Justin Cooper, chief executive of Shareholder Solutions, part of Capita, explains: “Much of it is due to global factors that have overshadowed the strong recovery the UK economy is enjoying.

“FTSE 250 firms are winning the race as a result, with these domestically exposed companies boasting much stronger growth.

“However, their dividend pool is too small for the big fish among investors, who need to retain significant exposure to the large-cap firms that are doing less well at present.”

That said, Capita is predicting a slight improvement in 2015, with a preliminary forecast of headline dividends of £85.8bn for the year, as sterling should be “less of a drag”.

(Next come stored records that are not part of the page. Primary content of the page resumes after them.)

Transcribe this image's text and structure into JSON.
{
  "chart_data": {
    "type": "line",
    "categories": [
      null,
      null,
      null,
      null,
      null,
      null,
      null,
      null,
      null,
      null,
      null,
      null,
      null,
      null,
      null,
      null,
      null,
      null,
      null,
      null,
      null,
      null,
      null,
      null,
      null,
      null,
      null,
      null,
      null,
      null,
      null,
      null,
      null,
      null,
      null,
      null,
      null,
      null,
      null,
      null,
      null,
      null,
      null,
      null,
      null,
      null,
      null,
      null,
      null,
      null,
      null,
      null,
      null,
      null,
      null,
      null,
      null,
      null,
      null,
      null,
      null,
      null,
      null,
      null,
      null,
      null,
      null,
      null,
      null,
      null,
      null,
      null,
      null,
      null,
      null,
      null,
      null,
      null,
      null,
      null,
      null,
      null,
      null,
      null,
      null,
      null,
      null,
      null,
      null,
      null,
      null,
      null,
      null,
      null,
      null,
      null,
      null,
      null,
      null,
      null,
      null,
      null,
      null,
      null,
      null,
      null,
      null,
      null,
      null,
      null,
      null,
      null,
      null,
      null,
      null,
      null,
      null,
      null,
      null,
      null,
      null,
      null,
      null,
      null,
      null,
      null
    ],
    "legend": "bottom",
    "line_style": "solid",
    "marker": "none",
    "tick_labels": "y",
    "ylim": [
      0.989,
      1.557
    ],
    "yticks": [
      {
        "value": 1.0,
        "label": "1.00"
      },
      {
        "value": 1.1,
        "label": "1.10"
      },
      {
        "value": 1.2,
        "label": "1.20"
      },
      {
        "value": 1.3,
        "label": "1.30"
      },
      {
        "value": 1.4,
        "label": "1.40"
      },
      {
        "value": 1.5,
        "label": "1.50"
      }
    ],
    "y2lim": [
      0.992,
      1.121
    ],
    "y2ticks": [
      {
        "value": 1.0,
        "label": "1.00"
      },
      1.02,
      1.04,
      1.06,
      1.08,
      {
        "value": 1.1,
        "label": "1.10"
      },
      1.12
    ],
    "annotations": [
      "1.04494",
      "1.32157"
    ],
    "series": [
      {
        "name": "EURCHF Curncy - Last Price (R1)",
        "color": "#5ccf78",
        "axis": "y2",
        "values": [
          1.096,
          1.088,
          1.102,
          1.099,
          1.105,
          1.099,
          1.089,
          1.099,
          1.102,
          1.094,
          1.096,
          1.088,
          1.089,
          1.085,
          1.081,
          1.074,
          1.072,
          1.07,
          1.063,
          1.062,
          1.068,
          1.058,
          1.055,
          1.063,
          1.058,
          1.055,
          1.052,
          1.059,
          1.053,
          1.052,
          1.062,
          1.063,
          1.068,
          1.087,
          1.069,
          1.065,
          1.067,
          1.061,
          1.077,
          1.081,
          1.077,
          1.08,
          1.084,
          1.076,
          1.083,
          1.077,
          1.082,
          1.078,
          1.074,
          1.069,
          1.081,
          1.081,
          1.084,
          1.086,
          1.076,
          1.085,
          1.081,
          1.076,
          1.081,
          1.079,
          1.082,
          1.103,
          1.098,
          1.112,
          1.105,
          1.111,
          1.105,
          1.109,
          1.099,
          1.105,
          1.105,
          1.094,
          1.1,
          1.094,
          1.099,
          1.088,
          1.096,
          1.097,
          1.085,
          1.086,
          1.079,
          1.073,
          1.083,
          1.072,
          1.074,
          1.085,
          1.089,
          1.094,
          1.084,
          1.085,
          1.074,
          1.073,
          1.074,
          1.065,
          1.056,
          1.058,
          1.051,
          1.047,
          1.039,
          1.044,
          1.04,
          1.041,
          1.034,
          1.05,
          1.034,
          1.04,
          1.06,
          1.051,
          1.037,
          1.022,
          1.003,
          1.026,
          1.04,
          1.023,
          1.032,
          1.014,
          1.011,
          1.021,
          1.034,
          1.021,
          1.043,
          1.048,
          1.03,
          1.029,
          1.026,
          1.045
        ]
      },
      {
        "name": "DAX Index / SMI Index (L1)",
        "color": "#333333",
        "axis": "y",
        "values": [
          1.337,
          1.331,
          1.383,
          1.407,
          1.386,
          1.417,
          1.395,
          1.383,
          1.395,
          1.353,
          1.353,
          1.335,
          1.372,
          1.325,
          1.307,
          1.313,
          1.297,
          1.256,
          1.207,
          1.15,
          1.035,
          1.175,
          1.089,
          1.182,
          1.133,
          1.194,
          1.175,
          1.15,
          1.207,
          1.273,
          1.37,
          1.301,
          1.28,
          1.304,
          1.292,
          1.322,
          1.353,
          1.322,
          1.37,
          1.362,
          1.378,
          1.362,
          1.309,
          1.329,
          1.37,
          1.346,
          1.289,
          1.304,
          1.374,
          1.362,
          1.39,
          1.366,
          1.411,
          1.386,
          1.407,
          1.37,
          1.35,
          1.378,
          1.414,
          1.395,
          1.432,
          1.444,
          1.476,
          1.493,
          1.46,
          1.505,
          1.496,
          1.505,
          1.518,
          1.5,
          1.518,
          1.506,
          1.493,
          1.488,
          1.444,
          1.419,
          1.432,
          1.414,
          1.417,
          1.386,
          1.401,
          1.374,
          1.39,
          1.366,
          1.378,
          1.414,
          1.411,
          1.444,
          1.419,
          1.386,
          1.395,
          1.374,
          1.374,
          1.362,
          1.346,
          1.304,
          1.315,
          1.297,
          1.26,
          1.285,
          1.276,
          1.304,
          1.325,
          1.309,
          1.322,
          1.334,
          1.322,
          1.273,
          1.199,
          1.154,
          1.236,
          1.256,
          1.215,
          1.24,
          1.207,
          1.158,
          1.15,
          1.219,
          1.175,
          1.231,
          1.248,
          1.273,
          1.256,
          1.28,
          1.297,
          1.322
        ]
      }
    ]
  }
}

But while UK dividends have struggled, global equity income has fared better. The IMA Global Equity Income sector has delivered a return of 3.26 per cent for the year to date to October 29, outperforming its IMA Global sector peers in addition to the UK Equity & Bond Income, UK Equity Income and UK All Companies sectors.

In terms of global dividends, surprisingly it was Europe which delivered the highest figures, accounting for $2 (£1.25) in every $5 paid out in the second quarter of the year, according to the third Henderson Global Dividend Index.

The region produced $153.4bn of dividends in the three months, with the total global dividends paid out in the second quarter reaching $378.7bn.

But while Europe excluding UK accounts for 40 per cent of global dividends, the emerging markets sector is starting to expand its share with roughly 8 per cent. This is only just behind the 9 per cent share held by the UK and 10 per cent from Asia Pacific.

While the focus is almost always on the UK and the difficulties in finding reliable and stable income streams that outside of the top-15 companies, it seems it could pay to take a broader view of the world.